Nangong Yuanwang mundur jauh-jauh ke luar Tirai Besi sebelum mengatur kembali pasukannya karena hanya di sana mereka akan bebas dari serangan menyelinap Qianye. Adapun Nangong Zhen yang telah melarikan diri dengan cedera serius, ia mungkin perlu waktu yang cukup lama untuk pulih.

Nangong Yuanwang tidak merencanakan apa pun terhadap Qianye setelah menarik diri dari Tirai Besi. Ini mengejutkan banyak orang, tapi itu baik dalam harapan Song Zining.

Konfrontasi antara Qianye, Nangong Zhen, dan Nangong Yuanwang membuktikan kepada mereka bahwa kekuatan tempur Qianye sudah cukup baginya untuk bergerak tanpa hambatan di Tirai Besi. Tentara swasta dapat mundur dengan damai dengan Nangong Yuanwang memegang benteng, tetapi ada banyak pasukan Nangong dan anak-anak muda yang bertarung di medan perang.

Itu pasti akan berubah menjadi pembantaian satu sisi jika Qianye yang terpojok secara khusus mengejar unit-unit itu. Jika skenario seperti itu terjadi — meskipun Tirai Besi pasti akan bubar suatu hari nanti — keluarga Nangong bisa saja melupakan menyelesaikan apa pun dalam pertempuran berdarah ini. Lebih penting lagi, hilangnya keturunan muda akan menghambat perkembangan dua puluh tahun ke depan klan mereka.

Sebenarnya, keluarga Nangong sudah menunjukkan tanda-tanda kelelahan pada peringkat pertempuran berdarah karena korban berat yang mereka derita saat memburu Qianye. Ini benar-benar tak tertahankan bagi keluarga Nangong yang kuat. Selain itu, ada desas-desus tentang mereka menyebar ke seluruh eselon atas kekaisaran. Bahkan orang-orang dari Partai Kekaisaran mulai mengkritik mereka, mempertanyakan kekuatan mereka dan mencela perilaku mereka sebelumnya terhadap klan Song.

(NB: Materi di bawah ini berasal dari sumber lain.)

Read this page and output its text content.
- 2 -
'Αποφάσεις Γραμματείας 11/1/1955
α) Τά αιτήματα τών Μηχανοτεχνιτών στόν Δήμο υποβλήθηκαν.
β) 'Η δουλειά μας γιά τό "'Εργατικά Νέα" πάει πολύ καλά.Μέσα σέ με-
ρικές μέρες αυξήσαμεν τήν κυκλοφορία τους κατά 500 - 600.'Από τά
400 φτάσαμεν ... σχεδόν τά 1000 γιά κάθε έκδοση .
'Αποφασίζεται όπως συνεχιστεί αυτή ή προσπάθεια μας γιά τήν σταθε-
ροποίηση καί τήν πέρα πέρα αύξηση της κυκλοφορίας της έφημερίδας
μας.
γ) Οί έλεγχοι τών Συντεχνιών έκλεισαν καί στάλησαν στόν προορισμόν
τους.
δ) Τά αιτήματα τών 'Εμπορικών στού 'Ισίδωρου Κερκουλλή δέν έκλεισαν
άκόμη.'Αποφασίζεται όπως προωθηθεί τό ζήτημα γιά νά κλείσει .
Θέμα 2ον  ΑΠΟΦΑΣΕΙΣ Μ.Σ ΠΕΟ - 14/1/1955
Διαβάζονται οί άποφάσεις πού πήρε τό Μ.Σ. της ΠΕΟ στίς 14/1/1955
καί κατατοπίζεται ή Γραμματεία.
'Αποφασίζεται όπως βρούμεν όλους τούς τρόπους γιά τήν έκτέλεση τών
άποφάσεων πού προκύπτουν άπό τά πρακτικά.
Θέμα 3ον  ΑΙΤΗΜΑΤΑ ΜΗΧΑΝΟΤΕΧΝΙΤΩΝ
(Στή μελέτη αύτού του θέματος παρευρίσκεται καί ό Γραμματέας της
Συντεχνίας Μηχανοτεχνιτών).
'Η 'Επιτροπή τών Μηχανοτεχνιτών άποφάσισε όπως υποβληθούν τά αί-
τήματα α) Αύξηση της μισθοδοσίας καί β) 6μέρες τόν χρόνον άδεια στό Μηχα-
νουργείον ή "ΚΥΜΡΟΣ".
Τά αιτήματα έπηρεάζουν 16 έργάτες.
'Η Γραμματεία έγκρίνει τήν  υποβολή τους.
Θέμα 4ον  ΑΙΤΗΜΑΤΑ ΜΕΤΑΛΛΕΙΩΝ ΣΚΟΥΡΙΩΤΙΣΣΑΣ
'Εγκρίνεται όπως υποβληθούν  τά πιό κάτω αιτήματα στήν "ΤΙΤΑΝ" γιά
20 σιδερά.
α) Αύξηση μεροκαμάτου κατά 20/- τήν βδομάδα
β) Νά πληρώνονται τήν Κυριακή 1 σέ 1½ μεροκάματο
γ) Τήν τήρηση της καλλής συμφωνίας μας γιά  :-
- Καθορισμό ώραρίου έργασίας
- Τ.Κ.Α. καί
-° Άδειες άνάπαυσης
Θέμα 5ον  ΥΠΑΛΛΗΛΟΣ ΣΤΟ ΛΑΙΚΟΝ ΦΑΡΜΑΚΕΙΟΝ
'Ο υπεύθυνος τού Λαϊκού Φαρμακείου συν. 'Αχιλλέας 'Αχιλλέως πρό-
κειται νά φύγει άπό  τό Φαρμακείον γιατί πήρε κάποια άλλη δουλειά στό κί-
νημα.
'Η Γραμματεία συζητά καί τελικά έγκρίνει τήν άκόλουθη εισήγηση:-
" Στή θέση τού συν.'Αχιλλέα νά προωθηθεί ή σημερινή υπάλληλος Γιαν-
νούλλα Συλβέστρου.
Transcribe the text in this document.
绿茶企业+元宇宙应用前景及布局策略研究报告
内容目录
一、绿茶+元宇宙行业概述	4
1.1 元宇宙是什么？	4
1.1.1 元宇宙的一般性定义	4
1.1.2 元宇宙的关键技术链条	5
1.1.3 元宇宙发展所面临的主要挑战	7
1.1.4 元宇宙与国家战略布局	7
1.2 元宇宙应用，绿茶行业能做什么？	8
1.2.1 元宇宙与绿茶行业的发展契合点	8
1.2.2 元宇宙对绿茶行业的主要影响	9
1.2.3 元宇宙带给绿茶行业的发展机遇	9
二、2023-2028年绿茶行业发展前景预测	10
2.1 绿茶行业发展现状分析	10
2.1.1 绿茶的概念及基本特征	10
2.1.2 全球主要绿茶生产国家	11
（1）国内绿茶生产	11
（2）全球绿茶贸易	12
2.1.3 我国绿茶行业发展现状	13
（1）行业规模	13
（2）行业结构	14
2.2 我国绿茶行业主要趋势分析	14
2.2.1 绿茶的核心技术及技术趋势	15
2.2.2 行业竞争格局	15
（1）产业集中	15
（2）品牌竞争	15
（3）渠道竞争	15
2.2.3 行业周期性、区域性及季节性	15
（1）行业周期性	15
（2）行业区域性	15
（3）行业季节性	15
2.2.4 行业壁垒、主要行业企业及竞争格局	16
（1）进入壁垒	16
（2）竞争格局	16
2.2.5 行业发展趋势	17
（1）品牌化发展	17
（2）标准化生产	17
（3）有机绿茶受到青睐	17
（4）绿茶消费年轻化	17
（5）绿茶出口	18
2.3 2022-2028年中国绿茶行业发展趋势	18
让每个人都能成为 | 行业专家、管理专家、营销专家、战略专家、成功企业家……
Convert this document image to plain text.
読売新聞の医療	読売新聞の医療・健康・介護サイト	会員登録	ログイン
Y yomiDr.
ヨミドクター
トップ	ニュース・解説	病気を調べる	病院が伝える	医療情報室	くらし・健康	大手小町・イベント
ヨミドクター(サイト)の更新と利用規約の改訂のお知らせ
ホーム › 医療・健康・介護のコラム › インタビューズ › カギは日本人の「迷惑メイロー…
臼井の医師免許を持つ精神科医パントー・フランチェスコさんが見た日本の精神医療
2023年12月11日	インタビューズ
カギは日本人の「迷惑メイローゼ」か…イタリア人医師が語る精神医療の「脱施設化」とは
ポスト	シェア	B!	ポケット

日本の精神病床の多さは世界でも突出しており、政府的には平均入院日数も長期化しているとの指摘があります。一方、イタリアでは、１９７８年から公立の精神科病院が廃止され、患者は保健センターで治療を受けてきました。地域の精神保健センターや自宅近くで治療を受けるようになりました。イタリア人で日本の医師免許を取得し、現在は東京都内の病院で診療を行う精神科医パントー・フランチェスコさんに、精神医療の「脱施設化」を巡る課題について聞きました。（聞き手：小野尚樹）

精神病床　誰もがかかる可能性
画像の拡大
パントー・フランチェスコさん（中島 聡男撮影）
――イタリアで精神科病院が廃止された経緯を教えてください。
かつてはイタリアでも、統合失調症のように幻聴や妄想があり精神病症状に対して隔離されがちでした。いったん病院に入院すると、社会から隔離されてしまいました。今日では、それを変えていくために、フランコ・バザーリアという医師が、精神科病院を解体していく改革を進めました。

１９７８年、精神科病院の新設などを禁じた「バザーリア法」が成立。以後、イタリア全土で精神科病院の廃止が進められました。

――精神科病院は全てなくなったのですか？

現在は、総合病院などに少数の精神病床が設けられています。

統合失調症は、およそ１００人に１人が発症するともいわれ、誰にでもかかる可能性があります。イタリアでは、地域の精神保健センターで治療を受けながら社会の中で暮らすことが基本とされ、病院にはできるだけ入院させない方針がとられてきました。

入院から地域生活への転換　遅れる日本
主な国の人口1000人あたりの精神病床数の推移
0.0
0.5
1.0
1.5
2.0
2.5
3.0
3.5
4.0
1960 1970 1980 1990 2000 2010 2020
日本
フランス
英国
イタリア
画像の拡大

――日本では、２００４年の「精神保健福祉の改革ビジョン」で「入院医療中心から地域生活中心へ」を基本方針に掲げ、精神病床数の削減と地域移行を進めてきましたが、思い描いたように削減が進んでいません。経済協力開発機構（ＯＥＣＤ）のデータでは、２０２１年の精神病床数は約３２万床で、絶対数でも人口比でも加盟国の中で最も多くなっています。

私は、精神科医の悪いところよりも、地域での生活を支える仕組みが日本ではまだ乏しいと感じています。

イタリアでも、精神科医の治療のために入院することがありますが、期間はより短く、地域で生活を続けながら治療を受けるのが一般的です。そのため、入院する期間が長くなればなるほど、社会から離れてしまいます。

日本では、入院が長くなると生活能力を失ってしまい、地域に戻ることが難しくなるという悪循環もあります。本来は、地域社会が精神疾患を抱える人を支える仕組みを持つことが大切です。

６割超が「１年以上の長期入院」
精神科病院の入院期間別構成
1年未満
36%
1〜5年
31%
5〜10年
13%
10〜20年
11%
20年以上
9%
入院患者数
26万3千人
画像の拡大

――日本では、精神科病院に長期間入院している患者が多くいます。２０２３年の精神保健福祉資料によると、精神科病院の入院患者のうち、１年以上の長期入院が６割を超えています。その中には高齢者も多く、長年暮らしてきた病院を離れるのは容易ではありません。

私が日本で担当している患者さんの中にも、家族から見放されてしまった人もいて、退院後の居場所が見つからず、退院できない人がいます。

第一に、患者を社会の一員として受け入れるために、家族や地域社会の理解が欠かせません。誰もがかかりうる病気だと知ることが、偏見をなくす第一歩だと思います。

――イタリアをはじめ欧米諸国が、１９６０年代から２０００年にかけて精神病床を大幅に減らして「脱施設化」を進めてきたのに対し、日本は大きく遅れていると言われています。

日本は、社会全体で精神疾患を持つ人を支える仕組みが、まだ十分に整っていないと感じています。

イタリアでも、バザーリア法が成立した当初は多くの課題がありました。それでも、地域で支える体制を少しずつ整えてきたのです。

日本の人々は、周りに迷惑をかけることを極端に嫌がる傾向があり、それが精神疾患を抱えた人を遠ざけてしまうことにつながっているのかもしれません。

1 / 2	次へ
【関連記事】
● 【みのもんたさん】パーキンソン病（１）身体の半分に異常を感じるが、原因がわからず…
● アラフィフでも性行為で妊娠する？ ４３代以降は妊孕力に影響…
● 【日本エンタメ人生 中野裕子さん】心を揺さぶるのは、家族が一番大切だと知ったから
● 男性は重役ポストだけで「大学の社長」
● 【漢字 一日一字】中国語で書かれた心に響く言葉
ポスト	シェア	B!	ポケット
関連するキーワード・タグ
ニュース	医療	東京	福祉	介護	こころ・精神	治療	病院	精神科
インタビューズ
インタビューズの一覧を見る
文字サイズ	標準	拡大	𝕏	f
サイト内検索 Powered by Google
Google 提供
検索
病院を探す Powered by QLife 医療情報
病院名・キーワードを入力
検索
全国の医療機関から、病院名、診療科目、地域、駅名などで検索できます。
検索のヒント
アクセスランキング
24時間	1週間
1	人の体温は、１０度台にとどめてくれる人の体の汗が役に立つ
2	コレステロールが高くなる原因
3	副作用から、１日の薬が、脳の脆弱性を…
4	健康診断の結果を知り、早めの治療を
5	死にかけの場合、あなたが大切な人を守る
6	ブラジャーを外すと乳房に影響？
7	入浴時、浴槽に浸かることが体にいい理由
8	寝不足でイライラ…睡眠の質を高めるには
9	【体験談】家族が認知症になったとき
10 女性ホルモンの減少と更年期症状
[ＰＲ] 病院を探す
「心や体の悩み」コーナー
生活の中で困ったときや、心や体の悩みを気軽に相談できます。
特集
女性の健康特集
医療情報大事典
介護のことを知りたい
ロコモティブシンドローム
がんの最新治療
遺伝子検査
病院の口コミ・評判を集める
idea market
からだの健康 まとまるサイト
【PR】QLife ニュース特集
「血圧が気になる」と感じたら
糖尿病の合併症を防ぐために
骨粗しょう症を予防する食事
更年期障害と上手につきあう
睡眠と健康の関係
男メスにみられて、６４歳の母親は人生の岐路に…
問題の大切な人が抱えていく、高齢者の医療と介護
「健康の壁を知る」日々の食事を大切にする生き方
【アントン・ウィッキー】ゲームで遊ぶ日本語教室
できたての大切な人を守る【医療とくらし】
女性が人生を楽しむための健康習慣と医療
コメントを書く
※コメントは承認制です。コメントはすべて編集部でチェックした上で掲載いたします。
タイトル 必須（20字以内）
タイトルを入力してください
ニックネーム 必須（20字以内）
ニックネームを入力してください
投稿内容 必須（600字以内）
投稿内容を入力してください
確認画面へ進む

Tekanan yang meningkat dengan demikian jatuh pada tuan klan, Nangong Yuanbo. Komandan garis depan, Nangong Yuanwang, juga menderita cukup banyak kritik karena orang-orang percaya dia tidak mampu menyatukan segala sesuatunya.

Pada akhirnya, permusuhan antara Qianye dan keluarga Nangong sebenarnya karena seorang gadis yang telah diusir dari klan; alasan ini terasa tidak dapat diterima oleh sebagian besar anggota majelis yang lebih tua. Antara membunuh Qianye untuk mempertahankan sedikit prestise mereka dan menstabilkan prestasi pertempuran berdarah mereka sambil menjaga pertumbuhan generasi muda mereka — prioritasnya jelas.

Selain itu, ada perubahan besar baru-baru ini dalam situasi umum antara Daybreak dan Evernight. Hal-hal yang sangat berbeda dibandingkan dengan permulaan.

Semakin banyak ras gelap dari berbagai benua besar telah datang untuk mengambil bagian dalam pertempuran berdarah, mengirimkan aliran jenius muda mereka yang berkelanjutan ke Tirai Besi. Tekanan pada kekaisaran telah meningkat tajam, dan ras-ras gelap sudah mulai menempati dataran tinggi di sebagian besar wilayah. Mereka bahkan berhasil mengusir pasukan kekaisaran sepenuhnya dari zona perang tertentu.

Perubahan ini dapat diamati secara langsung dari angka-angka yang dipublikasikan.

Sejak publikasi berkala peringkat kontribusi militer, orang-orang memperhatikan bahwa pertumbuhan kontribusi total melambat pada setiap interval. Sementara itu, jauh dari pandangan publik, jumlah korban di setiap keluarga terus meningkat — beberapa nama yang sudah dikenal mulai muncul dalam daftar yang jatuh.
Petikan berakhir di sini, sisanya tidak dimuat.